Percent Increase In Excel And Google Sheets

Spreadsheets handle the arithmetic fast, but the formula still needs the right base. Put the old value in A2 and the new value in B2, then type:

=(B2-A2)/A2

Then format the cell as a percent. Microsoft’s worksheet page on Excel percent change formulas shows the same structure and the formatting steps.

If you want more drills with instant feedback, the Khan Academy percent increase practice page gives short problems that train the same routine.

One sheet tip: if your result shows 0.25, that’s not wrong. It’s the decimal rate. Turn on percent formatting and it will display 25%.

Check	What You Do	What It Tells You
Base picked	Divide by the starting number	You measured change against the start
Sign check	Compute new − old	Positive means increase
Scale check	Ask “Did it double?”	Double should read 100%
Rounding	Round once at the end	Keeps the final percent steady
Unit match	Convert units before math	Stops hidden conversion errors
Reason check	Estimate with rough numbers	Flags wild answers fast

Quick Self-Checks Before You Trust The Number

Before you write the final percent, run two quick checks. They take seconds and they catch the big slipups.

• Story check: If the value barely changed, a huge percent is a red flag. If it jumped a lot, a tiny percent is a red flag.
• Base check: Ask, “What am I comparing against?” The answer should be the old value.
• Percent-point check: If your inputs are already percents, decide whether you want a point change or a relative change.

If you’re stuck, write the fraction first: (new − old) / old. Fractions make the base choice obvious.

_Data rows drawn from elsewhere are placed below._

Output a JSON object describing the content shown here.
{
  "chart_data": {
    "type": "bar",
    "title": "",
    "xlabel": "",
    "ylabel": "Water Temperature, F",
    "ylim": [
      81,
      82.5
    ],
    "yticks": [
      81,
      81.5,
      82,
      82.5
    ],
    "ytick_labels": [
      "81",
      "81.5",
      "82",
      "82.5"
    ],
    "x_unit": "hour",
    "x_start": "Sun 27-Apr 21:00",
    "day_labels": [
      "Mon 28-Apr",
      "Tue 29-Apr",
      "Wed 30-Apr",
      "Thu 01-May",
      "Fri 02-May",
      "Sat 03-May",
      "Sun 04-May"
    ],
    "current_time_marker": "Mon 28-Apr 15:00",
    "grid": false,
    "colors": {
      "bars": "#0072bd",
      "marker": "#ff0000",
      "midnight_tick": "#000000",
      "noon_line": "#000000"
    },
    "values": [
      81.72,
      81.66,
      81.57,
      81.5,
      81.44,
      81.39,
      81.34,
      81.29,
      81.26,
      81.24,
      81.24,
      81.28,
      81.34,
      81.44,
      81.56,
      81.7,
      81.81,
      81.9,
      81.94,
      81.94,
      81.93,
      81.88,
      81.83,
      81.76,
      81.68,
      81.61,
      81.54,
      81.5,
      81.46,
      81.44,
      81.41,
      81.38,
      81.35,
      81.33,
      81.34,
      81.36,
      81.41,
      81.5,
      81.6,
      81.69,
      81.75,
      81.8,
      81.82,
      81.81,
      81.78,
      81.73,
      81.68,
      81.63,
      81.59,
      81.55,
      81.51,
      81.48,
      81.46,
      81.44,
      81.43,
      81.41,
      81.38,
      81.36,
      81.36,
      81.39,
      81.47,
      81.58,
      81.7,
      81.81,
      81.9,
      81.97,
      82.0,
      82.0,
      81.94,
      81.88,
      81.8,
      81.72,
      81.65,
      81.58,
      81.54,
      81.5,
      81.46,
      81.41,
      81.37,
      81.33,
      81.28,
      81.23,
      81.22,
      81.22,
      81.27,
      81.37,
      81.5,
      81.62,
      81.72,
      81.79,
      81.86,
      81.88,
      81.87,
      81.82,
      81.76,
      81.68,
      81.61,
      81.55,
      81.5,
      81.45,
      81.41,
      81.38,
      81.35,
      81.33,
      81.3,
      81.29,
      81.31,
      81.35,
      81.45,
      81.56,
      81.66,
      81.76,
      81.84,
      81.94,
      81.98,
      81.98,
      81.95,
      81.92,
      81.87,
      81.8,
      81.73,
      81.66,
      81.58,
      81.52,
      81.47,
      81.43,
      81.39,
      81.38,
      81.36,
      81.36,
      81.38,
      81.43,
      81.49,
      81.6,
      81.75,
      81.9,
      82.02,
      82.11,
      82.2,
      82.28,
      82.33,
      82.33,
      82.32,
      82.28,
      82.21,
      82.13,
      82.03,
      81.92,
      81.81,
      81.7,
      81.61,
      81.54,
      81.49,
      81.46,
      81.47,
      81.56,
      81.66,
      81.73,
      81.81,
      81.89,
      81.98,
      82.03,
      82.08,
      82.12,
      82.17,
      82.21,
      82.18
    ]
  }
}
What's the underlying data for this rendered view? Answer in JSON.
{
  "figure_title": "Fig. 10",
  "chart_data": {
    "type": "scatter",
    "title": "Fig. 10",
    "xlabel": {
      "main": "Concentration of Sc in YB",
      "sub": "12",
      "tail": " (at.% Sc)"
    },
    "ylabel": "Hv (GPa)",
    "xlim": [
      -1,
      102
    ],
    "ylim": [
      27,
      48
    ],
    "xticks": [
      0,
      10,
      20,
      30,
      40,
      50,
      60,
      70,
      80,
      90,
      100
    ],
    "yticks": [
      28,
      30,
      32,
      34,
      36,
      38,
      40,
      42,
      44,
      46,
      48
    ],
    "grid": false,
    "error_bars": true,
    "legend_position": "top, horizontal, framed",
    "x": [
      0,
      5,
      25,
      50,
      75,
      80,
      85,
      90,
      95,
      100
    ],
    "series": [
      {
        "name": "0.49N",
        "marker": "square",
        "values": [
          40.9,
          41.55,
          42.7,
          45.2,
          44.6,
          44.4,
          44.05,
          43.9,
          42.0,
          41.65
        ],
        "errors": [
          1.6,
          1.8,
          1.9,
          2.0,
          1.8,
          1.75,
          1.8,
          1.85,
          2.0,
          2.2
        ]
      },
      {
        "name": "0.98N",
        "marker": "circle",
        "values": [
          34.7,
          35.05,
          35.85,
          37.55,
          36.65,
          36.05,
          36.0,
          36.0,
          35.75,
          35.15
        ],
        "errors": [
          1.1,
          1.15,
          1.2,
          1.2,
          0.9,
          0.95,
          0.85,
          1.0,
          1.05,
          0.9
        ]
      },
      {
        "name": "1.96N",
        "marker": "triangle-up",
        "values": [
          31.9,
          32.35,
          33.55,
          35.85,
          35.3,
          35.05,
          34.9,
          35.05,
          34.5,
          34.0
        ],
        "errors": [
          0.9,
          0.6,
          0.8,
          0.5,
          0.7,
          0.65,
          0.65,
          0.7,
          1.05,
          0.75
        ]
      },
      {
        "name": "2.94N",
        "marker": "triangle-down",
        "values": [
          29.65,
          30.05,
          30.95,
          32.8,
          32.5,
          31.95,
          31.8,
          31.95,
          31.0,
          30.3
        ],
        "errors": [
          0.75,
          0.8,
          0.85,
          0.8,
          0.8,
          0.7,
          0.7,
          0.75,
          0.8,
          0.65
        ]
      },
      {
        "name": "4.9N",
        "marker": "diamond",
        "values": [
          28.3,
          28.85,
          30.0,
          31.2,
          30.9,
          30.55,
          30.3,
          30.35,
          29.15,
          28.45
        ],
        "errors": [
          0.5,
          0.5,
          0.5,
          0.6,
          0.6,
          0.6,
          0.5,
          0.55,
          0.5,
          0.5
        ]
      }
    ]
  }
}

Mini Practice Set With Solutions

Try these on paper. Label old and new, subtract, divide by old, then multiply by 100.

1. Old 30, new 36.
2. Old 250, new 275.
3. Old 48, new 60.
4. Old 1.6, new 2.0.
5. Old 90, new 99.

Solutions:

• 30 → 36: change 6; 6 ÷ 30 = 0.2; percent increase 20%.
• 250 → 275: change 25; 25 ÷ 250 = 0.1; percent increase 10%.
• 48 → 60: change 12; 12 ÷ 48 = 0.25; percent increase 25%.
• 1.6 → 2.0: change 0.4; 0.4 ÷ 1.6 = 0.25; percent increase 25%.
• 90 → 99: change 9; 9 ÷ 90 = 0.1; percent increase 10%.

If your percent is negative on any practice problem you make up, that’s a decrease. The same formula still works; the sign tells the story.

One-Line Formula Card

If you want one line to stash in your notes, use this:

Percent increase = ((new − old) ÷ old) × 100%

Two final checks keep you honest: (1) the divisor is the old value, and (2) the percent matches the story. A jump from 50 to 75 should read 50%, not 25%.